Por que os gestores ambientais precisam aprender sobre ciência?

Uma grande preocupação das pessoas que trabalham com biologia da conservação é tornar o conhecimento gerado por meio de pesquisas científicas acessível aos gestores e tomadores de decisão. A divulgação científica é, sem dúvida, de extrema importância e os profissionais da ciência precisam desenvolver habilidades de comunicação. Devem estar abertos à simplificação da linguagem para que possam fornecer explicações breves a questões complexas, mas que vão entrar em ressonância com o público e os decisores.


O conhecimento científico precisa chegar ao público em geral e a sociedade só tem a ganhar quando as informações acadêmicas se disseminam e passam a fazer parte do seu cotidiano. Um exemplo claro e simples da influência desse conhecimento em nossas vidas é hábito de lavar as mãos antes de manipular alimentos, que só se tornou corriqueiro em nossa sociedade após o advento das pesquisas em microbiologia. Quantas doenças não foram controladas e quantas vidas não foram salvas a partir de uma atitude aparentemente tão pequena?


Com a ciência ambiental isso não é diferente. O conhecimento gerado nas universidades e centros de pesquisa quando aplicado e difundido na sociedade só gera benefícios. A simplificação da linguagem científica, entretanto, tem suas limitações e para que ela possa ser bem compreendida e aplicada é necessário que os interlocutores possuam alguns conhecimentos básicos. É justamente por isso que a disciplina de ciências está presente nos currículos escolares já desde o ensino fundamental. Todos precisamos entender ciência para compreender o mundo a nossa volta, identificar nossos impactos sobre ele e criar meios de melhorá-lo.


É claro que não é necessário entender as reações químicas da fotossíntese para compreender a importância de uma árvore e a maior parte dos membros de nossa sociedade não necessitam de um treinamento avançado em ciência para defender a causa ambiental. Em algumas funções, entretanto, esse conhecimento se faz extremamente necessário. Os gestores ambientais públicos ou privados e os tomadores de decisão precisam de um entendimento maior e mais profundo sobre a ciência do meio ambiente para que possam atuar de forma consciente e responsável. Mas infelizmente não é isso que se tem observado atualmente.

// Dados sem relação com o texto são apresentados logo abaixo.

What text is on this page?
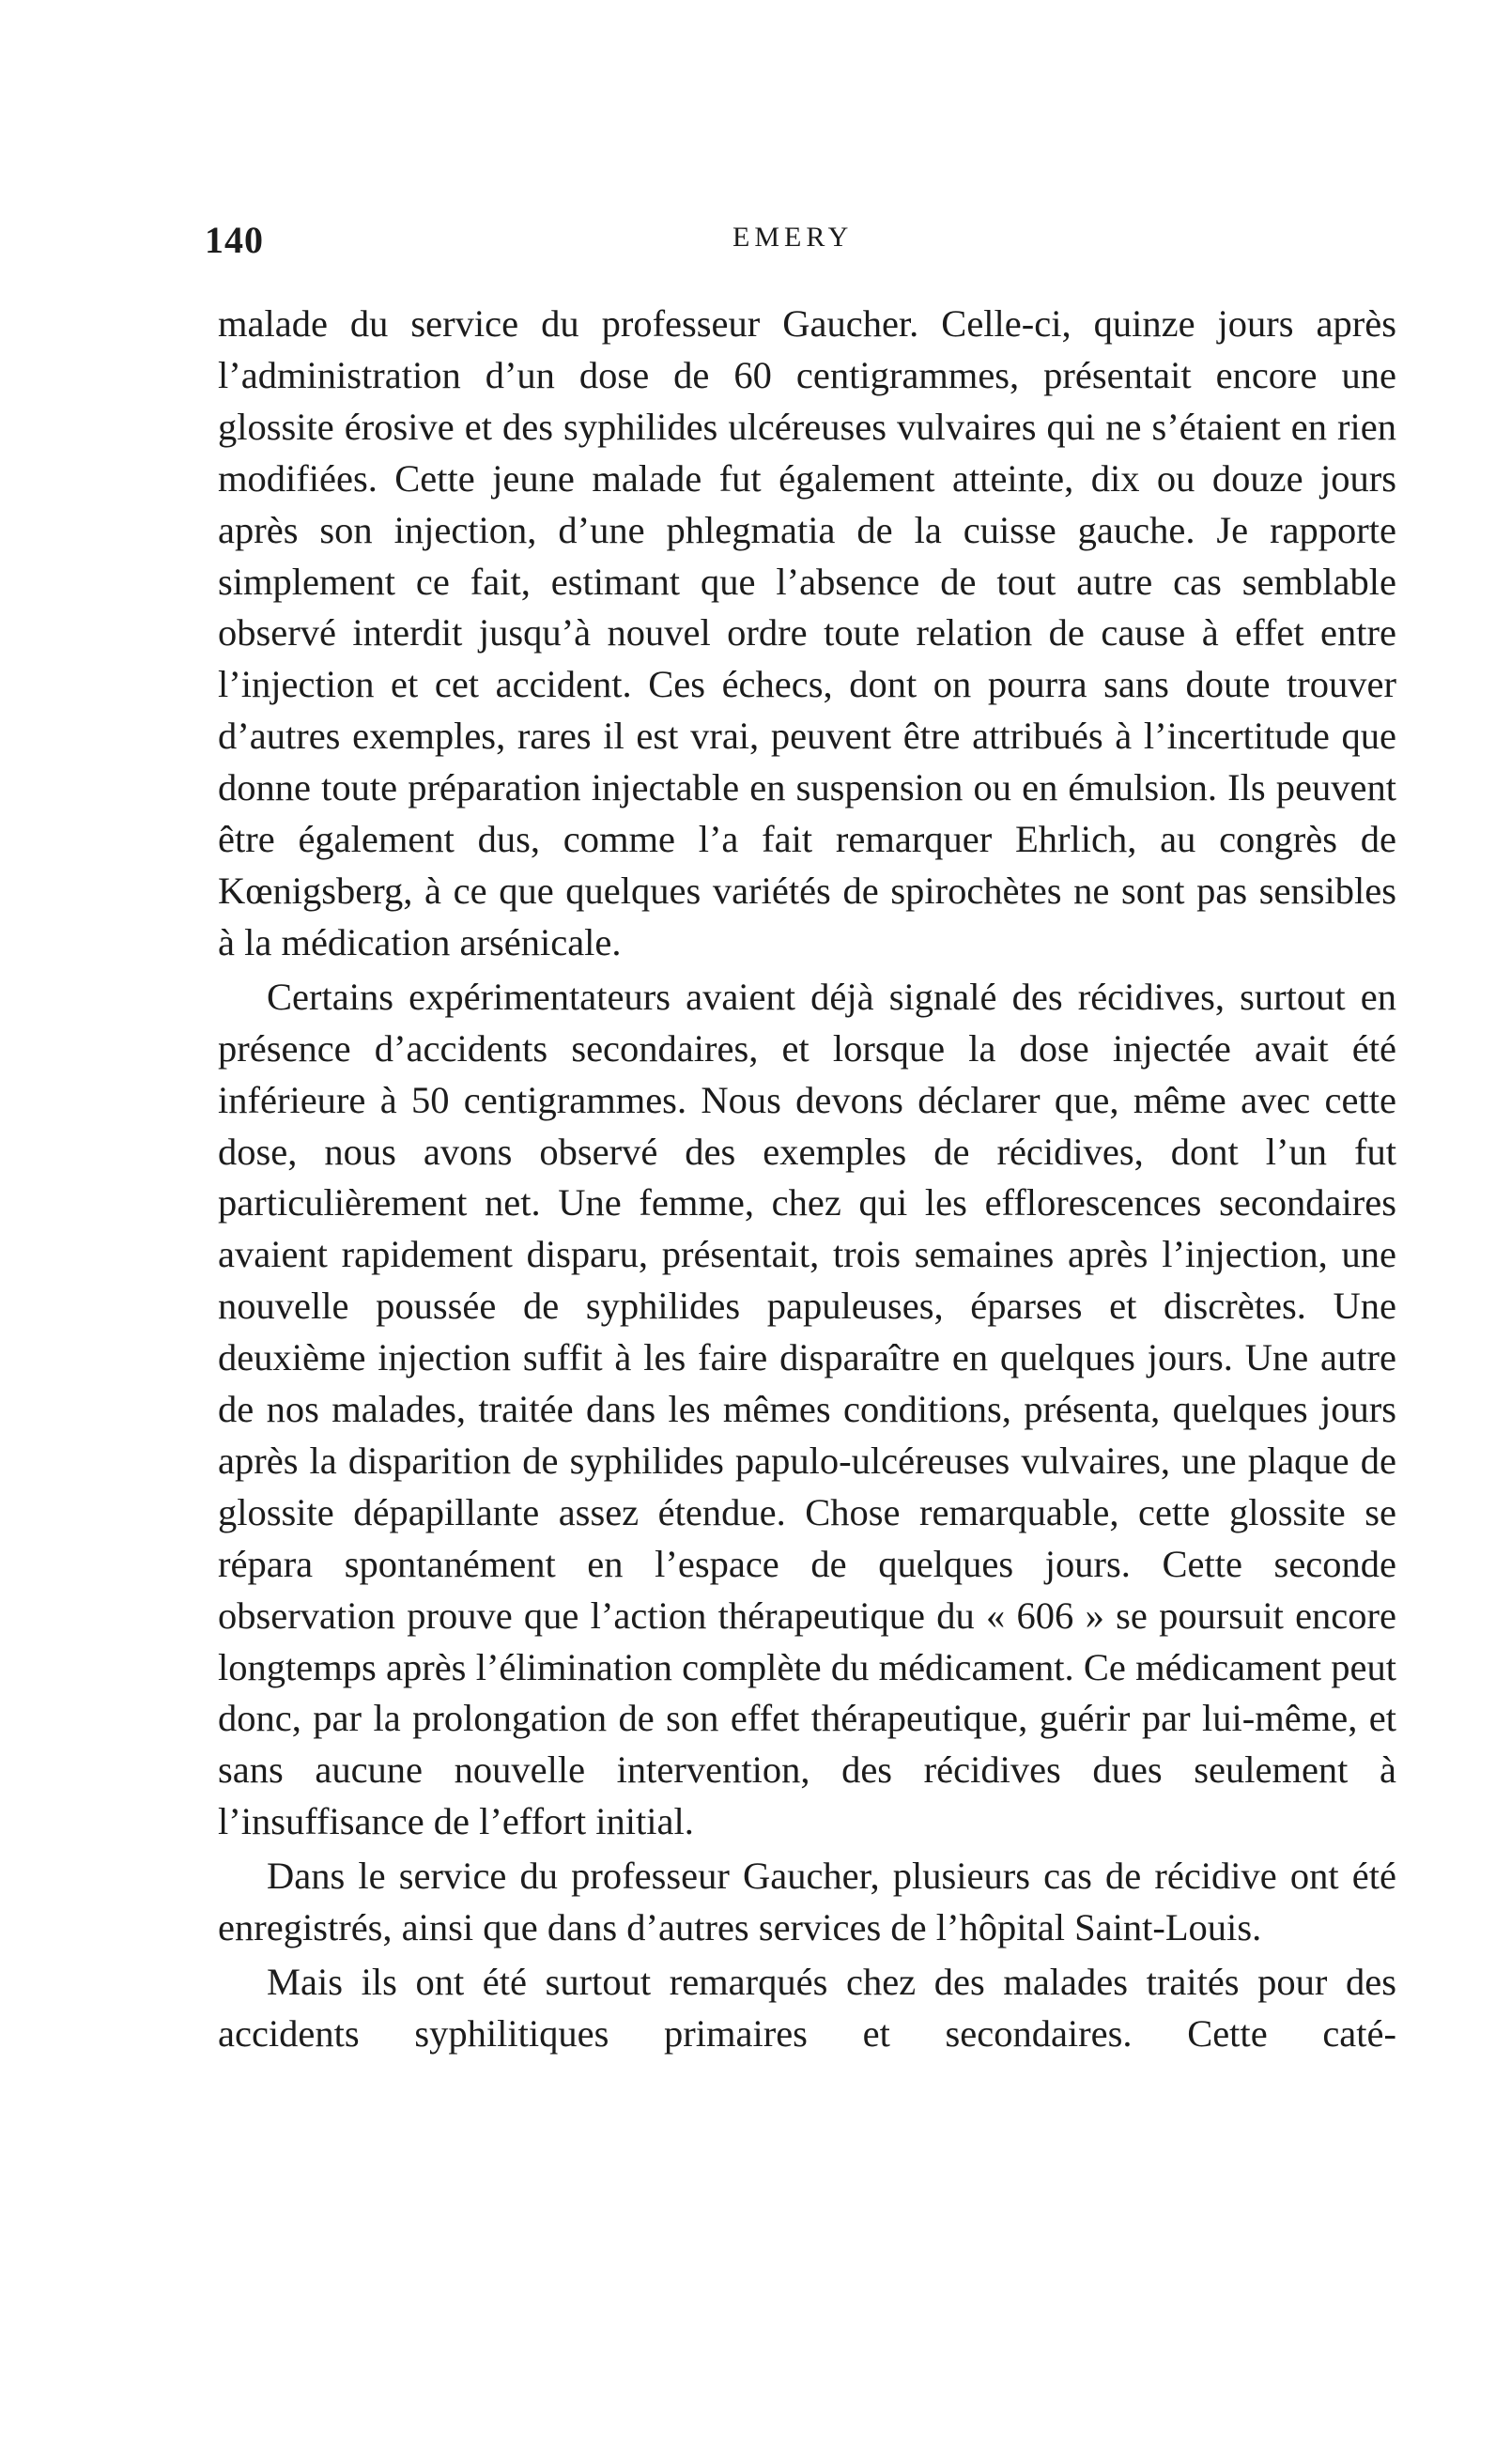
140	EMERY

malade du service du professeur Gaucher. Celle-ci, quinze jours après l’administration d’un dose de 60 centigrammes, présentait encore une glossite érosive et des syphilides ulcéreuses vulvaires qui ne s’étaient en rien modifiées. Cette jeune malade fut également atteinte, dix ou douze jours après son injection, d’une phlegmatia de la cuisse gauche. Je rapporte simplement ce fait, estimant que l’absence de tout autre cas semblable observé interdit jusqu’à nouvel ordre toute relation de cause à effet entre l’injection et cet accident. Ces échecs, dont on pourra sans doute trouver d’autres exemples, rares il est vrai, peuvent être attribués à l’incertitude que donne toute préparation injectable en suspension ou en émulsion. Ils peuvent être également dus, comme l’a fait remarquer Ehrlich, au congrès de Kœnigsberg, à ce que quelques variétés de spirochètes ne sont pas sensibles à la médication arsénicale.

Certains expérimentateurs avaient déjà signalé des récidives, surtout en présence d’accidents secondaires, et lorsque la dose injectée avait été inférieure à 50 centigrammes. Nous devons déclarer que, même avec cette dose, nous avons observé des exemples de récidives, dont l’un fut particulièrement net. Une femme, chez qui les efflorescences secondaires avaient rapidement disparu, présentait, trois semaines après l’injection, une nouvelle poussée de syphilides papuleuses, éparses et discrètes. Une deuxième injection suffit à les faire disparaître en quelques jours. Une autre de nos malades, traitée dans les mêmes conditions, présenta, quelques jours après la disparition de syphilides papulo-ulcéreuses vulvaires, une plaque de glossite dépapillante assez étendue. Chose remarquable, cette glossite se répara spontanément en l’espace de quelques jours. Cette seconde observation prouve que l’action thérapeutique du « 606 » se poursuit encore longtemps après l’élimination complète du médicament. Ce médicament peut donc, par la prolongation de son effet thérapeutique, guérir par lui-même, et sans aucune nouvelle intervention, des récidives dues seulement à l’insuffisance de l’effort initial.

Dans le service du professeur Gaucher, plusieurs cas de récidive ont été enregistrés, ainsi que dans d’autres services de l’hôpital Saint-Louis.

Mais ils ont été surtout remarqués chez des malades traités pour des accidents syphilitiques primaires et secondaires. Cette caté-
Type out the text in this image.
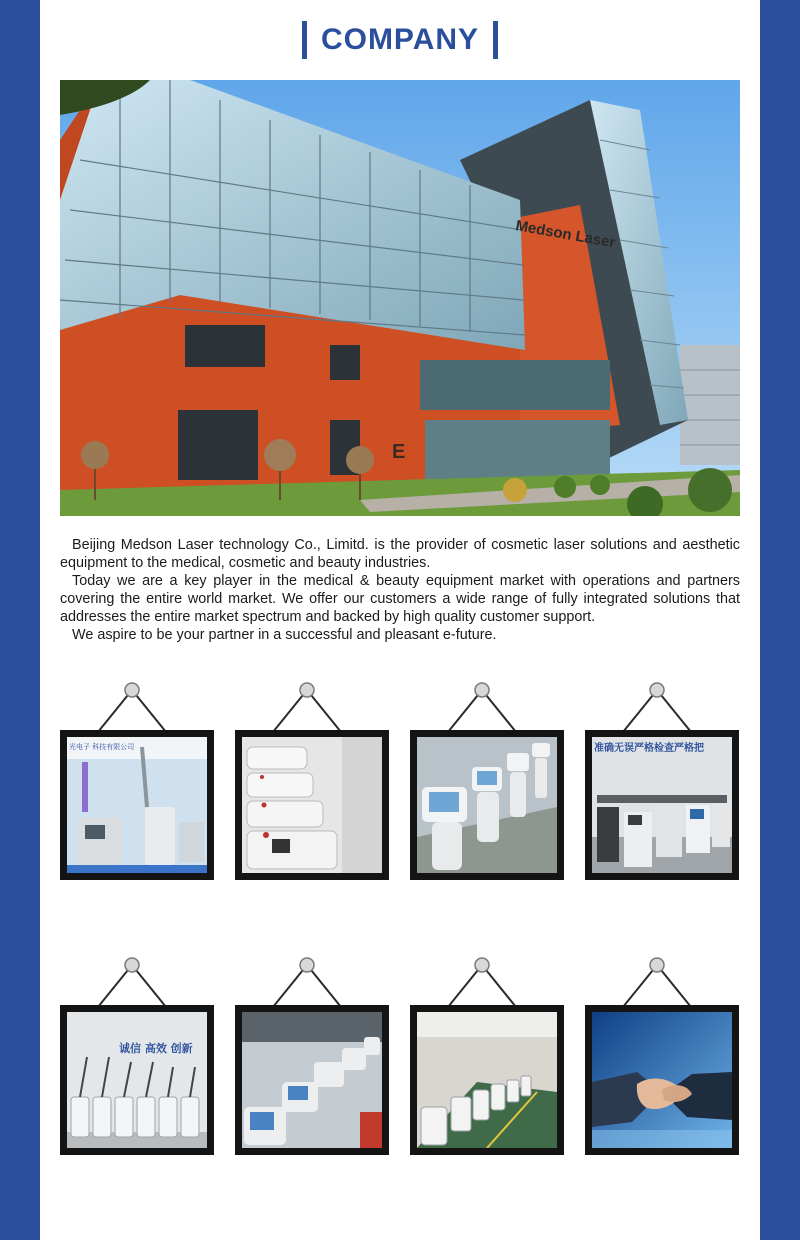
COMPANY
Medson Laser
E

Beijing Medson Laser technology Co., Limitd. is the provider of cosmetic laser solutions and aesthetic equipment to the medical, cosmetic and beauty industries.

Today we are a key player in the medical & beauty equipment market with operations and partners covering the entire world market. We offer our customers a wide range of fully integrated solutions that addresses the entire market spectrum and backed by high quality customer support.

We aspire to be your partner in a successful and pleasant e-future.

光电子 科技有限公司	准确无误严格检查严格把
诚信 高效 创新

São inúmeras as situações em que profissionais completamente despreparados assumem posições em que poderiam atuar de forma plena, realizando ótimos trabalhos em benefício do meio ambiente e da população e não o fazem por puro despreparo acadêmico e intelectual. Não é raro essa situação se originar dentro das instituições de ensino superior que elaboram currículos centrados muito mais em procedimentos, deixando de lado o conhecimento científico necessário ao entendimento do processo como um todo. O resultado disso é a formação de profissionais que não passam de meros despachantes ambientais, sem visão crítica e sistêmica.


Assim como é necessário que os cientistas passem a se preocupar mais em divulgar seus trabalhos de forma clara e acessível para uma parcela maior de leitores, também é extremamente urgente a necessidade de melhorar a formação científica e acadêmica dos nossos gestores. E, sobretudo, é preciso que eles deixem de lado a preguiça mental e passem a aplicar os conhecimentos adquiridos pelos pesquisadores em programas de gerenciamento ambiental. Do contrário, todo esforço da ciência será em vão.